Sebuah gubuk kecil di dekat tebing yang menjulang tinggi di tengah hutan, gubuk yang sepertinya sudah lama dibangun dan ditinggalkan oleh penghuninya, yang tak lain adalah para manusia yang melakukan perjanjian di hutan ini dan mengharuskan dirinya untuk menginap.

Bekas gubuk tua tersebut akhirnya dipakai oleh nenek yang ada di depanku untuk dijadikan tempat tinggal, dia sendirian di hutan belantara, tanpa sedikitpun berinteraksi dengan para warga kampung yang mungkin saja akan membantunya apabila dia muncul dari hutan dan meminta pertolongan.

“Geus ulah dipikiran Cu, keun bae, maranehna mah moal wani ngadeketan Nini, (Sudah jangan dipikirkan Cu, biarkan saja, mereka tidak akan berani mendekati Nenek, )” Kata nenek tersebut sambil naik ke depan gubuk itu dengan obor yang masih menyala di tangannya.

Aku yang berhenti sejenak di depan gubuk, karena aku merasa seperti ada banyak sekali yang mengawasiku di tengah hutan, membuat nenek itu tiba-tiba berbicara dan membuatku tersadar kembali.

"Hayu asup Cu! (Yuk masuk Cu!) "

“Oh iya Nek, ” kataku sambil kembali berjalan mendekati gubuk tua tempat nenek tinggal.

Nenek tersebut kembali tersenyum, tidak ada aura yang mencoba menekanku dan membuatku ketakutan seperti para makhluk yang menampakan dirinya kepadaku beberapa saat yang lalu.

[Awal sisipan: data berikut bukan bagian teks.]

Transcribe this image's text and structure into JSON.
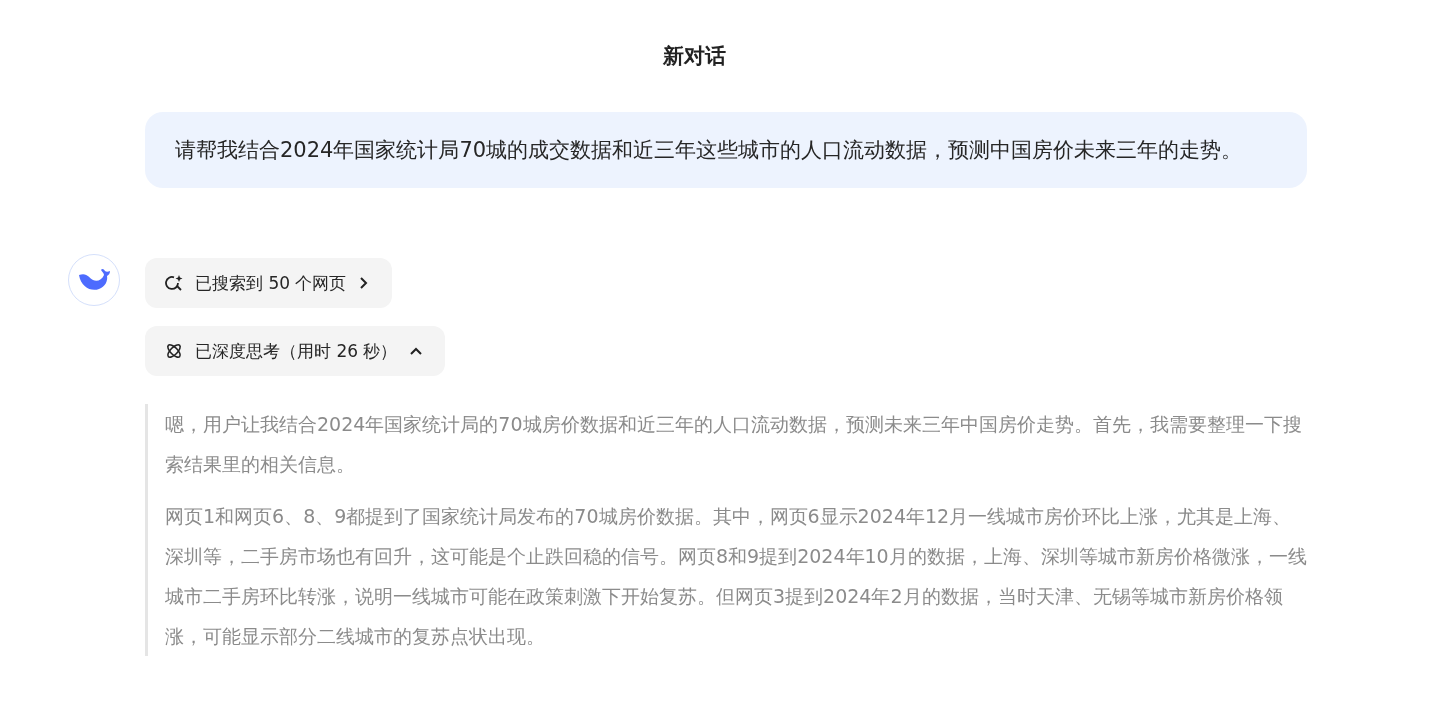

“Hapunten nya Cu, sa aya-aya we ieu mah tempat na, kumaha atuh da, Nini mah euweuh anu mantuan cicing didieu teh, (Maaf ya Cu, seadanya aja ini tempatnya, bagaimana atuh da, nenek tidak ada yang bisa dimintain tolong di sini,)” Kata nenek tersebut sambil membuka tirai yang menjadi sebuah pintu. Tirai yang lusuh dan kotor, yang menjadi penghalang satu-satunya bagi angin dingin yang menembus kulit setiap malamnya.

“Iya gak apa-apa Nek, malah aku ngerepotin Nenek kalau ikut menginap hingga pagi tiba, ” Kataku sambil ikut masuk ke dalam gubuk kecil itu.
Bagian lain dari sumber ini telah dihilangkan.